I’m in my early 30s, stuck in a pattern I can’t seem to break, and I don’t really know what I’m looking for — maybe just some perspective.
I’ve had a string of relationships that ended badly. Some were toxic, some just deeply incompatible — but in every single one, I gave everything I had and lost myself in the process. My most recent breakup hit differently. I’m sad it’s over, but also relieved, and I’m not sure what to do with that.
I have CPTSD, which makes self-regulation really hard. I think it’s affected my judgment in dating more than I’ve wanted to admit — I keep ending up with people who are emotionally unavailable or who’ve experienced a lot of unprocessed trauma, and somehow I don’t see it clearly until I’m already deeply invested. I also haven’t been great at taking time to evaluate how someone actually treats me before getting physically involved, which makes detaching even harder.
Part of why I want a relationship so badly is that I didn’t have a stable family growing up. That wound is real, and someday I genuinely want a family of my own. But that want terrifies me too — because it means the stakes feel enormous every time, and I think it makes me hold on longer than I should, or settle for almost-right because at least it’s something.

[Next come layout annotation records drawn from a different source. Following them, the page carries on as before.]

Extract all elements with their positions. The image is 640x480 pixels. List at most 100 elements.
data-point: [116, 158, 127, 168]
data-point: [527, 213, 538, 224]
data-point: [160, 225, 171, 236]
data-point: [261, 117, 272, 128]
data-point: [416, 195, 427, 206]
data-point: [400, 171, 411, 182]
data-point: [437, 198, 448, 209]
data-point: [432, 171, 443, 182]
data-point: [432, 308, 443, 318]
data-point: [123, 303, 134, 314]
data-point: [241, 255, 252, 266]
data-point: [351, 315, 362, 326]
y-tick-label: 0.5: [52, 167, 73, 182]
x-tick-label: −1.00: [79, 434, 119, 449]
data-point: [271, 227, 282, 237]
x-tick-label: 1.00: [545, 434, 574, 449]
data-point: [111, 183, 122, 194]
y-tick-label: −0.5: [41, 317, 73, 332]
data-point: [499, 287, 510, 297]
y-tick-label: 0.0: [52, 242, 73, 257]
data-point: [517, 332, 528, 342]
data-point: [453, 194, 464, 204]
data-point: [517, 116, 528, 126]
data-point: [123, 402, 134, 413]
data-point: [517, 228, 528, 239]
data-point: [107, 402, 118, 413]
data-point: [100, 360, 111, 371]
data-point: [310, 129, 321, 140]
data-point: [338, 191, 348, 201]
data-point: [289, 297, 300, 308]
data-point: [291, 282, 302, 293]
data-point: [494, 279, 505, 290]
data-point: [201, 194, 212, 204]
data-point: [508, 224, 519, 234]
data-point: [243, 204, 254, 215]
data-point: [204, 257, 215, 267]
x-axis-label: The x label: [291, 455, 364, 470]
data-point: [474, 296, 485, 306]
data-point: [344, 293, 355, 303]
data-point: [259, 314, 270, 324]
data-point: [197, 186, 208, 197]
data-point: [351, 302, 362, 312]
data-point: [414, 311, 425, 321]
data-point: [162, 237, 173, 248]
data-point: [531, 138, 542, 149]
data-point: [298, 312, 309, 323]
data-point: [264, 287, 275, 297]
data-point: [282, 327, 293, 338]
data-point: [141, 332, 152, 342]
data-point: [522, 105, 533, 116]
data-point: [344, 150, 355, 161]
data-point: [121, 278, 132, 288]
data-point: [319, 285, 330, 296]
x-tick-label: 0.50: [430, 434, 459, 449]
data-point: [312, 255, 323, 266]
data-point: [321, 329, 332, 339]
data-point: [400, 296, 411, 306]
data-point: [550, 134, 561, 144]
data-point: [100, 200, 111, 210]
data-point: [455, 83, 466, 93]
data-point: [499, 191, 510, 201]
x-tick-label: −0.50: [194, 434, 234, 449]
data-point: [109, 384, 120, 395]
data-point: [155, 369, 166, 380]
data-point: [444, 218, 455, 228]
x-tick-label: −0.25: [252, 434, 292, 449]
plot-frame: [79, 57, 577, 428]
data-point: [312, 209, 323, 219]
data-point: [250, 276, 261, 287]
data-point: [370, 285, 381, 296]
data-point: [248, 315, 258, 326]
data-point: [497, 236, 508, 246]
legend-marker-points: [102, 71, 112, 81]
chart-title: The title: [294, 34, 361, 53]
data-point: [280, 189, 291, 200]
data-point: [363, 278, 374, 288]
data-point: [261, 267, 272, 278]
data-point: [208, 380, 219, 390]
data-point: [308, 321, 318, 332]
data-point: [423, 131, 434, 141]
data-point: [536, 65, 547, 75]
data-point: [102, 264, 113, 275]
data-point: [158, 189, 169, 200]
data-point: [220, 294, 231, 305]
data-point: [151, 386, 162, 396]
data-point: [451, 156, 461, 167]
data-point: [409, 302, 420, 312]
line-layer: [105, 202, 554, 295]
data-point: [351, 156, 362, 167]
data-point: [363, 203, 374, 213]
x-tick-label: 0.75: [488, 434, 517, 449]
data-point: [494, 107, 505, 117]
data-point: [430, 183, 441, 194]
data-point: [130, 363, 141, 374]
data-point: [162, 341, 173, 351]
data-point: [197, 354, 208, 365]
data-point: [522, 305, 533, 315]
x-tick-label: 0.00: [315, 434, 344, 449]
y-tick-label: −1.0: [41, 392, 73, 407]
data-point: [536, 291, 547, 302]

I want to heal. I genuinely do. But I also don’t fully know what healed looks like for me, and I think I’ve been carrying unresolved baggage from relationship to relationship without realizing how much it’s been shaping things.
I’m also a workaholic stuck in a toxic job, so my emotional bandwidth is pretty depleted most of the time.
I’m not sure what I’m asking for exactly. Maybe — how do you actually know when you’re ready to date again? How do you get better at spotting incompatibility early? And how do you stop abandoning yourself when you really like someone?